While the Cape Fear Boulevard and Lake Park Boulevard intersection is a busy one, the intersection that NCDOT is referring to in Chapel Hill sees upwards of 5,000 pedestrian crossings per day.
Also, by implementing an all red phase pedestrians would be subjected to longer wait times to cross and this could lead to non-compliance and more safety concerns.
“At this time, it is not expected that the Barnes Dance/Pedestrian Scramble intersection nor the all red phase intersection would be an appropriate treatment for Lake Park at Cape Fear considering the pedestrian safety concerns and the expected detrimental impact this phasing would have on the heavy vehicular traffic volume along Lake Park. Also, there are other treatments that we would prefer and are considering that are expected to be more beneficial for all users,” the DOT concluded.
Minor improvements will be permitted
Turning down the all-red proposal that does not mean that NCDOT won’t allow any changes to the intersection.
Deputy Division Traffic Engineer Stonewall Mathis offered some possible solutions for the crossing.
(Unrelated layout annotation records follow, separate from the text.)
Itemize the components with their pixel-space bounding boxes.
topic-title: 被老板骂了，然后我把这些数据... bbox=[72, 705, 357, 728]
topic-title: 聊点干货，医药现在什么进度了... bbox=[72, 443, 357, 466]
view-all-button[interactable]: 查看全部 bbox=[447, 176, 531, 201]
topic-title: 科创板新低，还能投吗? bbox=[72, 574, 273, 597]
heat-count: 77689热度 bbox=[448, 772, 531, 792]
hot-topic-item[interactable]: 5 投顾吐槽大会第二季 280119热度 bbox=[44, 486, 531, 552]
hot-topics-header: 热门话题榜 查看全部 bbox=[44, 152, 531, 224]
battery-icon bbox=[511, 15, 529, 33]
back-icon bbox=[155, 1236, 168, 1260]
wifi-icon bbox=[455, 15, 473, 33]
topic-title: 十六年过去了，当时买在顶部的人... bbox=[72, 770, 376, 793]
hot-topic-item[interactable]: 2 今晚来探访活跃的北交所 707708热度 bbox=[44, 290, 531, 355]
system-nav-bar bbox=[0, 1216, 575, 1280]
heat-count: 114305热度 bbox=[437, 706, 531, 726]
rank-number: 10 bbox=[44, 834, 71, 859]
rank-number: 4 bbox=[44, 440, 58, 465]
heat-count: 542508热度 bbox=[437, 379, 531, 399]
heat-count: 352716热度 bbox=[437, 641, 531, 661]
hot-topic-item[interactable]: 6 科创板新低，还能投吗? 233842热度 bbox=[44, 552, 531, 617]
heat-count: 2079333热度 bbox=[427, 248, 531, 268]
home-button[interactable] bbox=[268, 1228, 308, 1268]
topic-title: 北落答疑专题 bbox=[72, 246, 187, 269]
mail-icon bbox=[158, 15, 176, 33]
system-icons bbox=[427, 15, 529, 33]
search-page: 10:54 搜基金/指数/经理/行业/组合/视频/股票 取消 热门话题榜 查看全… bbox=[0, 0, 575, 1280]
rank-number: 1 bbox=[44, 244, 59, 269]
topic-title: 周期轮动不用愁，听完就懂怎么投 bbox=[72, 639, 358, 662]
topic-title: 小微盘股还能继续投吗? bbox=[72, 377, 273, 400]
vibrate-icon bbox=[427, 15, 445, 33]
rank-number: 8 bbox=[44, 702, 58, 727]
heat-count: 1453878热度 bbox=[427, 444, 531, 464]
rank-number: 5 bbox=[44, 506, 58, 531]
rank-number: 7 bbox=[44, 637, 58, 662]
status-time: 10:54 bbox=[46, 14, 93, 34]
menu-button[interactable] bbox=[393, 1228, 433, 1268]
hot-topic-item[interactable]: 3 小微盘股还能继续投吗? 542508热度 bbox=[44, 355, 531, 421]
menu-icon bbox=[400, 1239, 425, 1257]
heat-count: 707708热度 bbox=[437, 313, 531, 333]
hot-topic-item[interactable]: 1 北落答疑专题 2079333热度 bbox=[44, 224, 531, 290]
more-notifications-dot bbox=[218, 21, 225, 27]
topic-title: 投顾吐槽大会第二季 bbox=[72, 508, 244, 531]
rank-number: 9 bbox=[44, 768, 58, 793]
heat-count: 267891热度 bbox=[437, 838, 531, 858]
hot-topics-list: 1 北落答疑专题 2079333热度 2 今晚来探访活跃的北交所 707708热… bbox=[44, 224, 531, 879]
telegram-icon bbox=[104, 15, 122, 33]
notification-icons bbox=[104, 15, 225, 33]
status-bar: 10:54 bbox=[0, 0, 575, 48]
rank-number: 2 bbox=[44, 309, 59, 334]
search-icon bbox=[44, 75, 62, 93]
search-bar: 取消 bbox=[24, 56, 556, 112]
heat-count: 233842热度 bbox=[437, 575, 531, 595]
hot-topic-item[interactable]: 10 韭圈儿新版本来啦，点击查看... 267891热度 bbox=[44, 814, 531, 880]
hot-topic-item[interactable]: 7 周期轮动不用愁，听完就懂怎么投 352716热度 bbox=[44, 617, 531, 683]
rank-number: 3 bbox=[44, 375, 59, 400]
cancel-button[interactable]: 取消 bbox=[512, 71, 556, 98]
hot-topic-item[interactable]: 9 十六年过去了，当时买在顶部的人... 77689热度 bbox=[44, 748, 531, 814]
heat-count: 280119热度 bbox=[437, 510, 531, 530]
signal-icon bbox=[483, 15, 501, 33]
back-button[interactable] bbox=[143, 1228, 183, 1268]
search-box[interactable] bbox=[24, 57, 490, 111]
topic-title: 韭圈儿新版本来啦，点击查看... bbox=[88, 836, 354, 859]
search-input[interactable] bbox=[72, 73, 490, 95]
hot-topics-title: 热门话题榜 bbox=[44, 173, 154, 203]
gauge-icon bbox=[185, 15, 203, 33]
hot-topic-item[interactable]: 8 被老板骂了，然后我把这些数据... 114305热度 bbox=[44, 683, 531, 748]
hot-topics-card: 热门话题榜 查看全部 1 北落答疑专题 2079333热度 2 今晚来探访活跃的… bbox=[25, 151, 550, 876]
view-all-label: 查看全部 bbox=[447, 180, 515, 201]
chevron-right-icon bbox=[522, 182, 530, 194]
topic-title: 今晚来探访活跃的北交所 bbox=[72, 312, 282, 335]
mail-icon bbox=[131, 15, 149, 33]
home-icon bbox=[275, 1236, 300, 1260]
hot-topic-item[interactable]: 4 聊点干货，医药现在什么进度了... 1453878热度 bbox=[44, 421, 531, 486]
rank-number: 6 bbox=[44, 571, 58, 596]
He said, “In regard to our direction in response to the recent pedestrian crash and resultant fatality at the same intersection, we are currently considering pursuing the following:
- Leading pedestrian intervals – this is a provision for when the pedestrian push button is activated, the pedestrian walk sign comes up some interval of time, typically 3 seconds or so, prior to the concurrent vehicular signal getting green. This allows the pedestrians to go ahead and react and get established in the crosswalk prior to the vehicles getting green. The idea is that by the pedestrians already being established in the crosswalk, the vehicle drivers will be more alert to the pedestrian presence.
- Flashing yellow arrow left turn signals for both directions for the left turns from Cape Fear Boulevard onto Lake Park Boulevard. The current signal heads for Cape Fear Blvd display the green ball signal indication for the Cape Fear Blvd left turners (as well as the through and right turning movements). The flashing yellow arrow left turn signal head would be a separate signal head for the designated left turn lanes from Cape Fear Blvd onto Lake Park Blvd. The flashing yellow arrow should better alert the Cape Fear Blvd left turner to be cautious of others for whom they should be yielding the right of way including pedestrians and other vehicles as appropriate.
- Modifying existing crosswalk markings. We have relatively new standard practices for crosswalk markings for which we are considering upgrading here.
- Relocating some of the pedestrian push buttons. Some of the push buttons are located on the inside alignment of the crosswalk as referenced to the center of the intersection. The proposal would be to relocate buttons to the outside alignment of the crosswalk as referenced to the center of the intersection. This may help reduce sight obstruction concerns. This would also be in keeping with having the buttons on the outside of the crosswalk if possible which is in keeping with preferential guidance.
- We also recently made an adjustment to the signal head height for the Lake Park Boulevard southbound signal heads to raise those above a utility line that was partially blocking some of the signal indications for southbound Lake Park. While we think we have improvement in this regard, we are reviewing this still to see if additional efforts are needed with respect to this item.”
Mayor of Carolina Beach Joe Benson expressed his desires for the NCDOT to reconsider allowing the all red scramble crossing that has been utilized in other states and said the town has been working on improving safety at the intersection long before the tragic loss of life earlier this year.